100 Juta Suara Dukung "REFERENDUM" West Papua

Opini

REFORMASI MILITER DI INDONESIA PERLU DIPERTANYAKAN?

OPINI,


Bergulirnya reformasi bangsa dan tuntutan  reformasi militer

Militer Indonesia pasca-Orde Baru (di massa Pemerintah Soeharto)  dianggap sebagai salah satu kekuatan besar di Wilayah Asia Tenggara,  namun dinamika politik  seiring dengan bergulirnya reformasi bangsa Indonesia di  tahun 1998 dituntut untuk mereformasi total di tubuh internal militer, jika tidak konsekuensinya adalah degradasi bangsa sehingga Intitusi militer angkat tangan dan tunduk pada tekanan pililik saat itu.
 Meskipun memiliki tujuan yang baik dan didasarkan pada prinsip normative yang mulia, namun konsep reformasi sector keamanan secara eksklusif bersifar ada keraguan, bukan sincere (kesungguhan hati), Seperti Pengamat politik Sukardi Rinakit  mengatakan profesionalisme TNI tidak semata-mata mengenai kemampuan tembak menembak dan pertahanan. "TNI masih setengah hati mereformasi dirinya karena pendidikan politik Negara berkembang, seperti indonesia amat sulit.

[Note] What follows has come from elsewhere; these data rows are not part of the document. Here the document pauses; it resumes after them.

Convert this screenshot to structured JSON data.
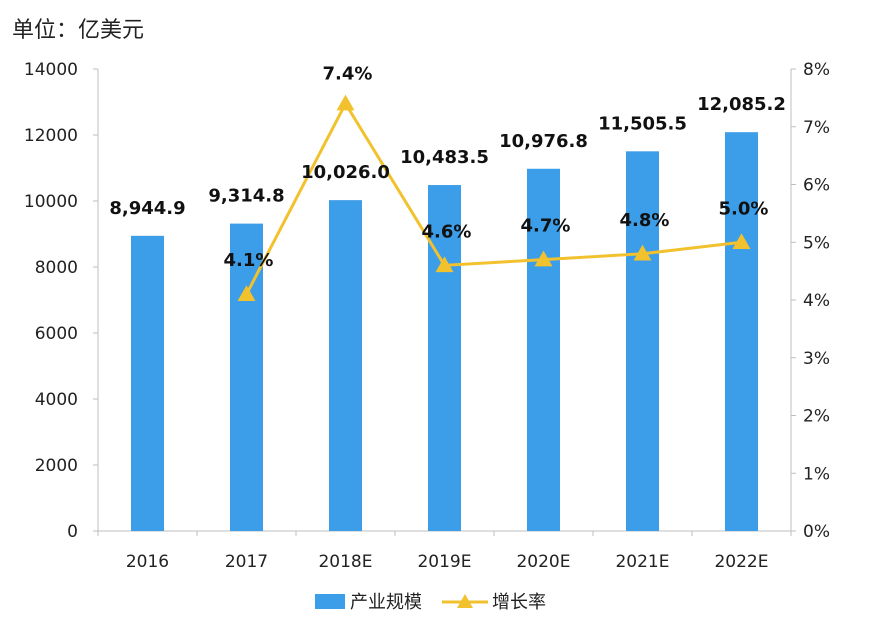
{
  "unit_label": "单位：亿美元",
  "chart_data": {
    "type": "bar",
    "categories": [
      "2016",
      "2017",
      "2018E",
      "2019E",
      "2020E",
      "2021E",
      "2022E"
    ],
    "series": [
      {
        "name": "产业规模",
        "type": "bar",
        "axis": "left",
        "values": [
          8944.9,
          9314.8,
          10026.0,
          10483.5,
          10976.8,
          11505.5,
          12085.2
        ],
        "labels": [
          "8,944.9",
          "9,314.8",
          "10,026.0",
          "10,483.5",
          "10,976.8",
          "11,505.5",
          "12,085.2"
        ],
        "color": "#3c9de8"
      },
      {
        "name": "增长率",
        "type": "line",
        "axis": "right",
        "values": [
          null,
          4.1,
          7.4,
          4.6,
          4.7,
          4.8,
          5.0
        ],
        "labels": [
          "",
          "4.1%",
          "7.4%",
          "4.6%",
          "4.7%",
          "4.8%",
          "5.0%"
        ],
        "color": "#f2c12e",
        "marker": "triangle"
      }
    ],
    "ylim_left": [
      0,
      14000
    ],
    "yticks_left": [
      "0",
      "2000",
      "4000",
      "6000",
      "8000",
      "10000",
      "12000",
      "14000"
    ],
    "ylim_right": [
      0,
      8
    ],
    "yticks_right": [
      "0%",
      "1%",
      "2%",
      "3%",
      "4%",
      "5%",
      "6%",
      "7%",
      "8%"
    ],
    "grid": false,
    "legend_position": "bottom"
  }
}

Hakekatnya bahwa  TNI harus dapat melepas sepenuhnya karakter tentara politik dan tentara niaga
dilihat dari Reformasi militer sendiri hanyalah  Reformasi Sektor Keamanan belaka yakni untuk membangun hubungan sipil militer yang baik, idealnya diibaratkan seperti satu keping uang logam dengan kedua sisinya “ Sipil yang memahami militer dan militer yang mengerti sipil” Artinya : sipil dan militer bisa dipandang sebagai makhluk yang otonom dan pada saat yang bersamaan juga dipandang sebagai saling lekat.

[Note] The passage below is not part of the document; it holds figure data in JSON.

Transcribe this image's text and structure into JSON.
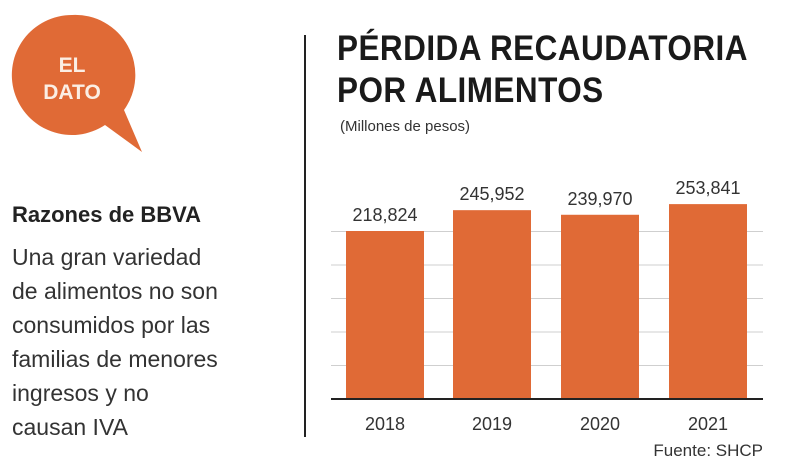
{
  "badge": {
    "line1": "EL",
    "line2": "DATO"
  },
  "sidebar": {
    "title": "Razones de BBVA",
    "body_lines": [
      "Una gran variedad",
      "de alimentos no son",
      "consumidos por las",
      "familias de menores",
      "ingresos y no",
      "causan IVA"
    ]
  },
  "colors": {
    "accent": "#e06a36",
    "grid": "#cfcfcf",
    "axis": "#222222"
  },
  "chart_data": {
    "type": "bar",
    "title": "PÉRDIDA RECAUDATORIA POR ALIMENTOS",
    "title_lines": [
      "PÉRDIDA RECAUDATORIA",
      "POR ALIMENTOS"
    ],
    "subtitle": "(Millones de pesos)",
    "categories": [
      "2018",
      "2019",
      "2020",
      "2021"
    ],
    "values": [
      218824,
      245952,
      239970,
      253841
    ],
    "value_labels": [
      "218,824",
      "245,952",
      "239,970",
      "253,841"
    ],
    "xlabel": "",
    "ylabel": "",
    "ylim": [
      0,
      217000
    ],
    "grid": true,
    "source": "Fuente: SHCP"
  }
}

Jaminan reformasi militer sebagaimana dimaksud UU No 34/2004 Tentang TNI, sebagai, “tentara yang terlatih, terdidik, diperlengkapi secara baik, tidak berpolitik praktis, tidak berbisnis, dan dijamin kesejahteraannya, serta mengikuti kebijakan politik negara yang menganut prinsip demokrasi, supremasi sipil, hak asasi manusia, ketentuan hukum nasional, dan hukum internasional yang telah diratifikasi”

 Hukum dan Undang-Undang Peradilan Militer  Masih Tersedat

Tersedatnya pembahasan UU Nomor 31 Tahun 1997 Tentang Peradilan Militer dalam program legislasi nasional (prolegnas) 2011 di DPR RI dinilai sebagai bentuk tidak pahamnya DPR dan Pemerintah terhadap agenda reformasi TNI dan reformasi peradilan.

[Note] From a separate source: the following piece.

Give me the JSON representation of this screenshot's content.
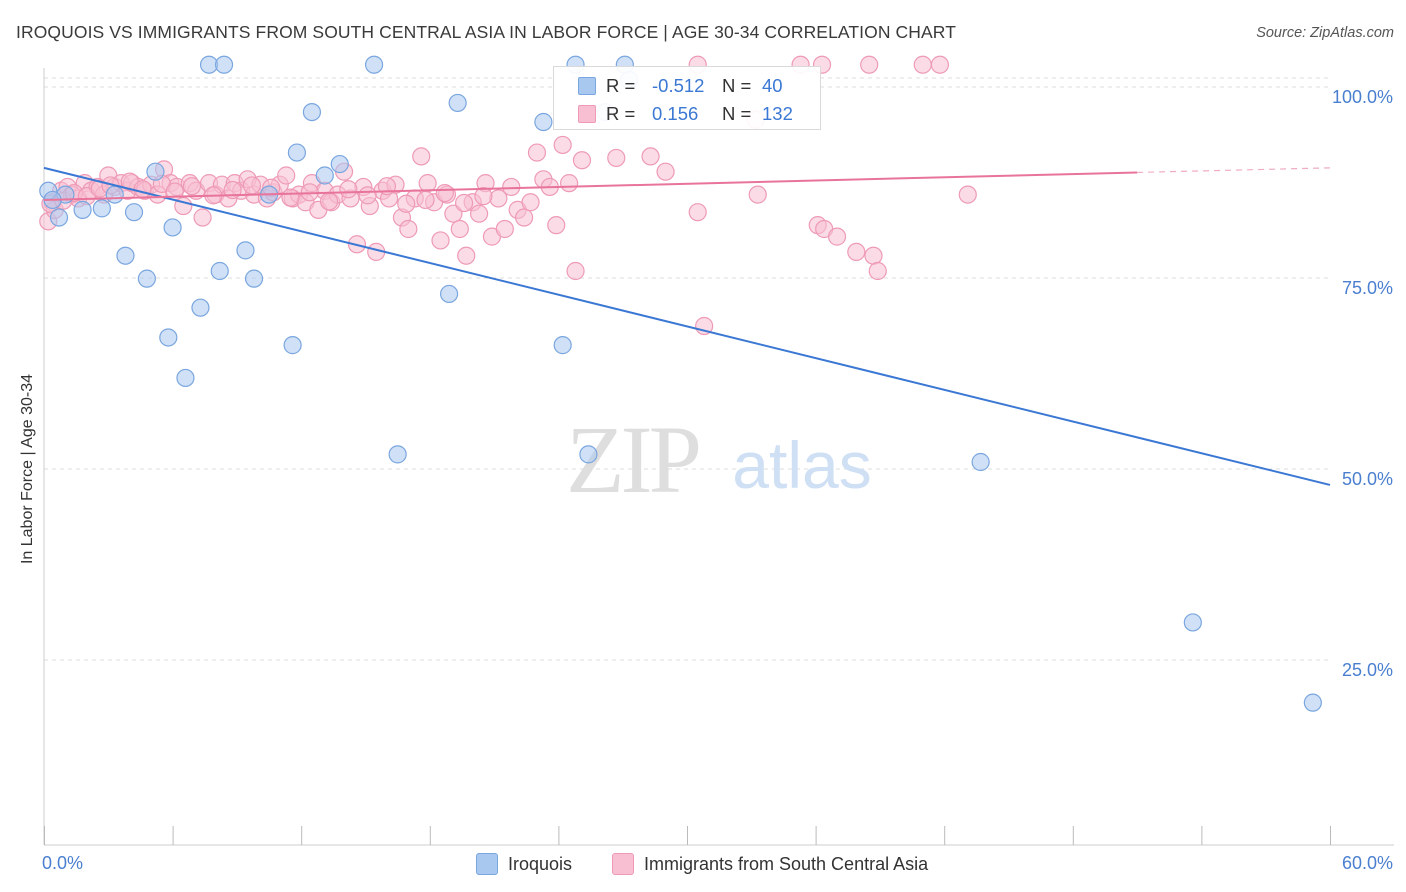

Berlarutnya pembahasan UU itu dinilai akan terus menguntungkan militer,  sistem peradilan militer saat ini tidak independen sehingga mempersulit korban untuk mendapat keadilan atas kasus pelanggaran HAM yang melibatkan unsur TNI. Praktik peradilan militer, dan kerap menimbulkan kontroversi keadilan seperti dalam kasus Alas Tlogo, penagkapan aktivis Ham semena-mena dan  kekerasan oleh anggota TNI di Papua yang masih berlanjut.
Ironisnya lagi  UU Nomor 26 Tahun 2000 Tentang Pengadilan HAM, UU Kejaksaan, dan RUU Komisi Kebenaran dan Rekonsiliasi. Pembahasan UU Pengadilan HAM dapat memecahkan kebuntutan penanganan pelanggaran HAM berat. Namun Selama ini terus terjadi lempar tanggung jawab antara Komnas HAM, Jaksa Agung, DPR, dan Presiden
keterlibatan TNI dalam ranah sipil, seperti ketertiban masyarakat, demonstrasi, dll masih terlihat dan Penggelaran operasional TNI pada operasi militer selain perang, selaras dengan norma universal hanya dimungkinkan pada empat kategori, yaitu untuk bantuan kemanusiaan (humanitarian help); keadaan bencana (dengan catatan TNI memiliki idle capacity); bantuan kepada Polri (dengan catatan Polri menyatakan sudah tidak sanggup atau tidak mampu lagi menangani suatu masalah keamanan yang dimaksud); untuk perbantuan perdamaian dunia. Aktivasi dan deaktivasi empat kategori hal ini harus dengan keputusan otoritas politik (bukan oleh TNI).
ketertiban masyarakat dan teroris sekalipun harus di ranah penegak hukum kita (Crime Justice System) untuk menanganinya,
Tugas-tugas TNI selain perang inipun telah ditegaskan dalam UU TNI yaitu hanya bisa dilakukan atas dasar kebijakan dan keputusan politik negara (Pasal 7 ayat (3)). Jadi tidak serta merta para petinggi militer dapat melakukan operasi di suatu wilayah dalam negeri tanpa persetujuan pimpinan sipil.. 
“Jadi lebih tepatnya bahwa Reformasi militer sepenuhnya tidak sentuh subtansialnya hanya retorika belaka”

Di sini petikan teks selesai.